I have to say that I am pleased to be able to close the debate on the revised written agreement between the Finance Committee and the Scottish Government on the budget process.
In his opening speech, the convener set out what the revised written agreement means in terms of expectations on the Parliament and the Government. That having been explained, I will say a little bit about what it means for scrutiny of the draft budget in practice and how we can move forward our approach to financial scrutiny.
In our report on the draft budget 2014-15, the Finance Committee agreed to adopt four principles of financial scrutiny: affordability, prioritisation, value for money and budget processes. Those principles provide a framework for the budget process that recognises distinct roles for the Finance Committee and subject committees. The issues of prioritisation and value for money will be for subject committees to pursue in their scrutiny, in which they will look at the decisions that the Scottish Government makes in directing its resources, and at how effectively public services spend that money to achieve outcomes. Questions of affordability and budget processes will be for the Finance Committee to consider. It will ask whether the appropriate balance has been struck between revenue and expenditure and it will ask about integration of service planning and performance budgeting.
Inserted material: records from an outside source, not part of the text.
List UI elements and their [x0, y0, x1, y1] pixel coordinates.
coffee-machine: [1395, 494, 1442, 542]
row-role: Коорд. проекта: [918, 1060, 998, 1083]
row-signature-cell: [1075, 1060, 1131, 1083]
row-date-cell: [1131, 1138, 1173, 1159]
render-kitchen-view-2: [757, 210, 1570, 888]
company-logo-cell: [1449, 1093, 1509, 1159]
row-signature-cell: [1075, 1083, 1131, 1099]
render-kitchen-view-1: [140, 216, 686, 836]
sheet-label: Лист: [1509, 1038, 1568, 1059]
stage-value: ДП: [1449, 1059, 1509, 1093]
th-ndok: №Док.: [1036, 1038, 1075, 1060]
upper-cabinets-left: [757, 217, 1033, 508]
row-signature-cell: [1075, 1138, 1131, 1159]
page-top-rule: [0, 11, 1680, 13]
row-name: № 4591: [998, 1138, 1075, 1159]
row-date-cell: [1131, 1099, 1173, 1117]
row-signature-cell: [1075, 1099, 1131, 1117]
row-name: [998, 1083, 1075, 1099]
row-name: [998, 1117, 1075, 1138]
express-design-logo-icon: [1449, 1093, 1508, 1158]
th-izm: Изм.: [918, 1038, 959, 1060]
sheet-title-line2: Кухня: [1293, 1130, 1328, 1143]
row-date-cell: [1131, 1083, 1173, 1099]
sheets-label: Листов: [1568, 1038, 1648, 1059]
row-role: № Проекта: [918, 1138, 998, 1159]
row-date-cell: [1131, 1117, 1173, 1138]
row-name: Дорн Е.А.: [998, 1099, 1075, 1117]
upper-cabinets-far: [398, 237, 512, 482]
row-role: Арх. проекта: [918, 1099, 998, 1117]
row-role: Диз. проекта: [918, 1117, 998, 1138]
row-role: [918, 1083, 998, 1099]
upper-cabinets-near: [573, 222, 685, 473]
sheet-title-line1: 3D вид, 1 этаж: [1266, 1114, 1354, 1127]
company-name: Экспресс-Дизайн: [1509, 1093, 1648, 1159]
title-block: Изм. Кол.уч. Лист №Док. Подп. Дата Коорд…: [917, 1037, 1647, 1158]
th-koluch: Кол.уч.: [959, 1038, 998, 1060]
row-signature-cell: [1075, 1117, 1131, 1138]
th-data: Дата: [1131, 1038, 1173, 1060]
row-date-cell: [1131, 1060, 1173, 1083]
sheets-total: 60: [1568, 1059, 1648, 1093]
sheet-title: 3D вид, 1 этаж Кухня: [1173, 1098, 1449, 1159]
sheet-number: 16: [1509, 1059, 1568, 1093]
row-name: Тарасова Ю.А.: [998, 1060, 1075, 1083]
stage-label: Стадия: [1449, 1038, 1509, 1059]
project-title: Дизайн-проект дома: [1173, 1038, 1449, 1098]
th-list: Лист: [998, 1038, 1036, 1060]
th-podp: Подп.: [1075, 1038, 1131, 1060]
The written agreement already recognises an element of the budget processes principle, with the draft budget including an overall assessment of the progress that is being made towards a more preventative approach to public spending. The principle of affordability will provide us with a new challenge when scrutinising the use of the financial powers in the Scotland Act 2012, including the Government’s revenue forecasts, the commentary that will be provided on those forecasts, details of any planned borrowing, and information about calculation of the adjustment to the Scottish block grant to take account of expected revenue levels.
This year, the Finance Committee intends to use its call for evidence to focus on the revenues that might be raised by the land and buildings transaction tax, and will seek views on the impact of the rates and thresholds that the Government sets for that tax. In doing so, the committee may have regard to the likely impact on the property market and the wider economy of the level at which the taxes are set. Undertaking that scrutiny at the earliest opportunity should ensure that we start to develop the experience that will be necessary to fully scrutinise revenue decisions in future years.
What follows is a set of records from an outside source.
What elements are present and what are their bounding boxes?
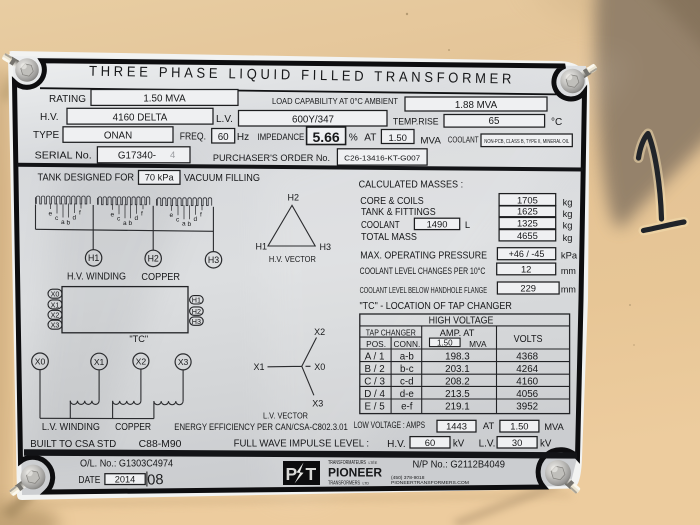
- svg-text:"TC": "TC": [129, 334, 148, 344]
- svg-text:AT: AT: [483, 420, 495, 431]
- svg-text:600Y/347: 600Y/347: [292, 115, 334, 126]
- svg-text:POS.: POS.: [366, 339, 386, 349]
- svg-text:D / 4: D / 4: [364, 389, 385, 400]
- svg-text:TYPE: TYPE: [33, 130, 59, 141]
- svg-text:4: 4: [170, 150, 175, 161]
- svg-text:H3: H3: [320, 242, 332, 252]
- svg-text:X1: X1: [253, 362, 264, 372]
- svg-text:COPPER: COPPER: [115, 422, 151, 433]
- svg-text:ONAN: ONAN: [104, 130, 132, 141]
- svg-text:d: d: [135, 215, 139, 222]
- svg-text:213.5: 213.5: [445, 389, 470, 400]
- svg-text:H2: H2: [148, 254, 159, 264]
- svg-text:DATE: DATE: [78, 475, 100, 486]
- svg-text:O/L. No.: G1303C4974: O/L. No.: G1303C4974: [80, 458, 174, 469]
- svg-text:BUILT TO CSA STD: BUILT TO CSA STD: [30, 439, 116, 450]
- svg-text:1.50: 1.50: [388, 133, 407, 144]
- svg-text:08: 08: [147, 472, 164, 489]
- svg-text:kPa: kPa: [561, 250, 578, 261]
- svg-text:a-b: a-b: [400, 351, 415, 362]
- svg-text:d: d: [73, 214, 77, 221]
- svg-text:H.V. WINDING: H.V. WINDING: [67, 272, 126, 283]
- svg-text:1.50: 1.50: [437, 339, 453, 348]
- svg-text:4056: 4056: [516, 389, 538, 400]
- svg-text:X3: X3: [51, 321, 60, 330]
- svg-text:C26-13416-KT-G007: C26-13416-KT-G007: [344, 153, 420, 162]
- svg-text:229: 229: [520, 282, 536, 293]
- svg-text:b: b: [188, 221, 192, 228]
- svg-text:198.3: 198.3: [445, 351, 470, 362]
- svg-text:a: a: [123, 220, 127, 227]
- svg-text:COOLANT LEVEL BELOW HANDHOLE F: COOLANT LEVEL BELOW HANDHOLE FLANGE: [360, 285, 488, 295]
- svg-text:3952: 3952: [516, 401, 538, 412]
- svg-text:N/P No.: G2112B4049: N/P No.: G2112B4049: [413, 460, 506, 471]
- svg-text:5.66: 5.66: [312, 129, 339, 145]
- svg-text:TEMP.RISE: TEMP.RISE: [393, 116, 439, 127]
- svg-text:a: a: [61, 219, 65, 226]
- svg-text:b: b: [129, 220, 133, 227]
- svg-text:CORE & COILS: CORE & COILS: [360, 196, 424, 207]
- svg-text:X2: X2: [314, 327, 325, 337]
- svg-text:COOLANT: COOLANT: [448, 135, 479, 145]
- svg-text:MVA: MVA: [544, 421, 564, 432]
- svg-text:12: 12: [521, 263, 531, 274]
- svg-text:COOLANT: COOLANT: [361, 220, 400, 231]
- svg-text:f: f: [200, 211, 202, 218]
- svg-text:a: a: [182, 221, 186, 228]
- svg-text:X3: X3: [178, 357, 189, 367]
- svg-text:mm: mm: [561, 266, 576, 276]
- svg-text:X1: X1: [94, 357, 105, 367]
- svg-text:ENERGY EFFICIENCY PER CAN/CSA-: ENERGY EFFICIENCY PER CAN/CSA-C802.3.01: [174, 422, 348, 432]
- svg-text:1.50: 1.50: [510, 420, 528, 431]
- svg-text:b: b: [67, 219, 71, 226]
- svg-text:d-e: d-e: [400, 389, 415, 400]
- svg-text:°C: °C: [551, 117, 562, 128]
- svg-text:TANK DESIGNED FOR: TANK DESIGNED FOR: [38, 172, 135, 183]
- svg-text:kg: kg: [563, 208, 573, 219]
- svg-text:kg: kg: [563, 220, 573, 231]
- svg-text:f: f: [79, 210, 81, 217]
- svg-text:%: %: [349, 133, 358, 144]
- svg-text:kg: kg: [563, 197, 573, 208]
- svg-text:kV: kV: [540, 438, 552, 449]
- svg-text:H2: H2: [288, 192, 300, 202]
- svg-text:P: P: [286, 464, 298, 484]
- svg-text:TOTAL MASS: TOTAL MASS: [361, 232, 417, 243]
- svg-text:PURCHASER'S ORDER No.: PURCHASER'S ORDER No.: [213, 153, 330, 164]
- svg-text:e-f: e-f: [401, 401, 413, 412]
- svg-text:X2: X2: [136, 356, 147, 366]
- svg-text:4160: 4160: [516, 376, 538, 387]
- svg-text:e: e: [111, 211, 115, 218]
- svg-text:1625: 1625: [517, 206, 538, 217]
- svg-text:FULL WAVE IMPULSE LEVEL :: FULL WAVE IMPULSE LEVEL :: [234, 439, 370, 450]
- svg-text:LOW VOLTAGE : AMPS: LOW VOLTAGE : AMPS: [354, 420, 425, 430]
- svg-text:4264: 4264: [516, 364, 538, 375]
- svg-text:(450) 378-9018: (450) 378-9018: [391, 475, 425, 481]
- svg-text:208.2: 208.2: [445, 376, 470, 387]
- svg-text:NON-PCB, CLASS B, TYPE II, MIN: NON-PCB, CLASS B, TYPE II, MINERAL OIL: [484, 139, 569, 145]
- svg-text:60: 60: [218, 132, 229, 143]
- svg-text:H.V.: H.V.: [40, 112, 59, 123]
- svg-text:mm: mm: [561, 285, 576, 295]
- svg-text:L.V. WINDING: L.V. WINDING: [42, 422, 100, 433]
- svg-text:L.V.: L.V.: [479, 438, 496, 449]
- svg-text:X0: X0: [35, 357, 46, 367]
- svg-text:d: d: [194, 216, 198, 223]
- svg-text:e: e: [49, 211, 53, 218]
- svg-text:203.1: 203.1: [445, 364, 470, 375]
- svg-text:LOAD CAPABILITY AT 0°C AMBIENT: LOAD CAPABILITY AT 0°C AMBIENT: [272, 97, 398, 106]
- svg-text:C / 3: C / 3: [364, 376, 385, 387]
- svg-text:X3: X3: [312, 398, 323, 408]
- svg-text:H1: H1: [192, 296, 201, 305]
- svg-text:b-c: b-c: [400, 364, 414, 375]
- svg-text:X2: X2: [51, 311, 60, 320]
- svg-text:MVA: MVA: [469, 339, 487, 349]
- svg-text:TRANSFORMERS: TRANSFORMERS: [328, 480, 360, 486]
- svg-text:1325: 1325: [517, 218, 538, 229]
- svg-text:kV: kV: [453, 438, 465, 449]
- svg-text:C88-M90: C88-M90: [139, 439, 182, 450]
- svg-text:L.V. VECTOR: L.V. VECTOR: [263, 410, 308, 420]
- svg-text:1490: 1490: [427, 219, 448, 230]
- svg-text:L.V.: L.V.: [216, 114, 233, 125]
- svg-text:COOLANT LEVEL CHANGES PER 10°C: COOLANT LEVEL CHANGES PER 10°C: [360, 266, 486, 276]
- svg-text:CONN.: CONN.: [394, 339, 421, 349]
- svg-text:RATING: RATING: [49, 94, 86, 105]
- svg-text:LTD: LTD: [363, 481, 370, 485]
- svg-text:X0: X0: [314, 362, 325, 372]
- svg-text:H1: H1: [255, 242, 267, 252]
- svg-text:1705: 1705: [517, 194, 538, 205]
- svg-text:COPPER: COPPER: [141, 272, 180, 283]
- svg-text:c-d: c-d: [400, 376, 414, 387]
- svg-text:B / 2: B / 2: [365, 364, 385, 375]
- svg-text:1.50 MVA: 1.50 MVA: [143, 94, 186, 105]
- svg-text:E / 5: E / 5: [365, 401, 386, 412]
- svg-text:L: L: [465, 219, 470, 230]
- svg-text:2014: 2014: [115, 474, 135, 484]
- svg-text:SERIAL No.: SERIAL No.: [35, 151, 92, 162]
- svg-text:"TC" - LOCATION OF TAP CHANGER: "TC" - LOCATION OF TAP CHANGER: [360, 301, 512, 312]
- svg-text:219.1: 219.1: [445, 401, 470, 412]
- svg-text:60: 60: [425, 437, 435, 448]
- svg-text:G17340-: G17340-: [118, 151, 156, 162]
- svg-text:f: f: [141, 211, 143, 218]
- svg-text:CALCULATED MASSES :: CALCULATED MASSES :: [359, 179, 464, 190]
- svg-text:IMPEDANCE: IMPEDANCE: [257, 132, 304, 142]
- svg-text:e: e: [170, 212, 174, 219]
- svg-text:4655: 4655: [517, 230, 538, 241]
- svg-text:X1: X1: [51, 300, 60, 309]
- svg-text:HIGH VOLTAGE: HIGH VOLTAGE: [429, 315, 494, 326]
- svg-text:4368: 4368: [516, 351, 538, 362]
- svg-text:H3: H3: [208, 255, 219, 265]
- svg-text:Hz: Hz: [237, 132, 249, 143]
- svg-text:A / 1: A / 1: [365, 351, 385, 362]
- svg-text:VOLTS: VOLTS: [514, 334, 543, 345]
- svg-text:H1: H1: [88, 253, 99, 263]
- svg-text:1443: 1443: [446, 420, 467, 431]
- svg-text:kg: kg: [563, 232, 573, 243]
- svg-text:TANK & FITTINGS: TANK & FITTINGS: [361, 207, 436, 218]
- svg-text:PIONEERTRANSFORMERS.COM: PIONEERTRANSFORMERS.COM: [391, 480, 469, 486]
- svg-text:70 kPa: 70 kPa: [145, 173, 175, 183]
- svg-text:65: 65: [489, 116, 500, 127]
- svg-text:+46 / -45: +46 / -45: [509, 249, 545, 259]
- svg-text:MAX. OPERATING PRESSURE: MAX. OPERATING PRESSURE: [360, 251, 487, 262]
- svg-text:1.88 MVA: 1.88 MVA: [455, 100, 498, 111]
- svg-text:4160 DELTA: 4160 DELTA: [113, 112, 168, 123]
- svg-text:AT: AT: [364, 133, 376, 144]
- svg-text:TAP CHANGER: TAP CHANGER: [366, 327, 416, 337]
- svg-text:T: T: [306, 464, 317, 484]
- svg-text:MVA: MVA: [420, 135, 441, 146]
- svg-text:X0: X0: [51, 290, 60, 299]
- svg-text:30: 30: [512, 437, 522, 448]
- svg-text:H2: H2: [192, 307, 201, 316]
- svg-text:FREQ.: FREQ.: [180, 132, 206, 143]
- svg-text:AMP. AT: AMP. AT: [440, 328, 475, 338]
- svg-text:VACUUM FILLING: VACUUM FILLING: [184, 173, 260, 184]
- svg-text:PIONEER: PIONEER: [328, 465, 382, 479]
- svg-text:H.V. VECTOR: H.V. VECTOR: [269, 254, 316, 264]
- svg-text:H3: H3: [192, 317, 201, 326]
- svg-text:H.V.: H.V.: [387, 439, 406, 450]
When debating the committee’s report on the draft budget 2014-15, the cabinet secretary challenged the committees that were involved in budget scrutiny to tell him how the Government could improve the linkage between expenditure and performance, as measured through the national performance framework—a framework that has, it has to be said, been widely welcomed. I am confident that the scrutiny framework that we now have in place will enable committees to respond to that challenge positively and constructively.
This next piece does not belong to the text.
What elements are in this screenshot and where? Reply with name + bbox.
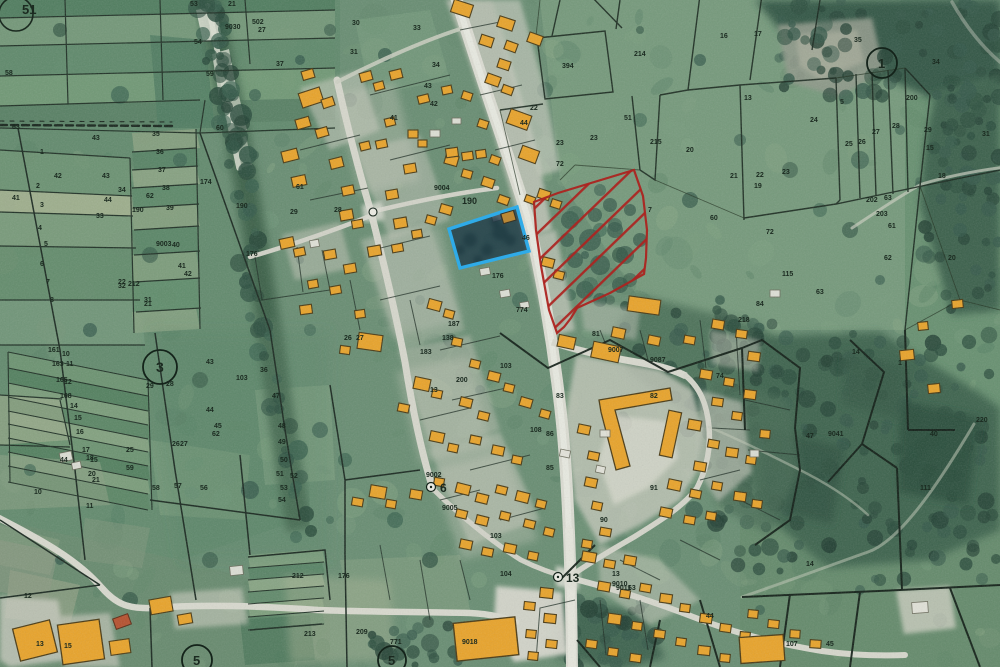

I realise that this has not been the most confrontational or contentious of debates, but one or two interesting points have been made along the way—by Iain Gray, for example, in relation to the timetable. It must be accepted that there had to be a change of timetable this year; broadly speaking, the committee was in agreement on that. Gavin Brown gave a positive report about how the cabinet secretary had moved on his initial proposed timetable.
I say, as an accountant, to Iain Gray that we have to have some sympathy for staff. It is all very well saying that the cabinet secretary could publish the budget somewhat earlier, but that would have practical implications.
The revised written agreement marks a clear transition in the approach to financial scrutiny and the role that the committees of Parliament have in holding the Government to account for its budget decisions. I and other members of the Finance Committee are very much looking forward to scrutinising the forthcoming draft budget.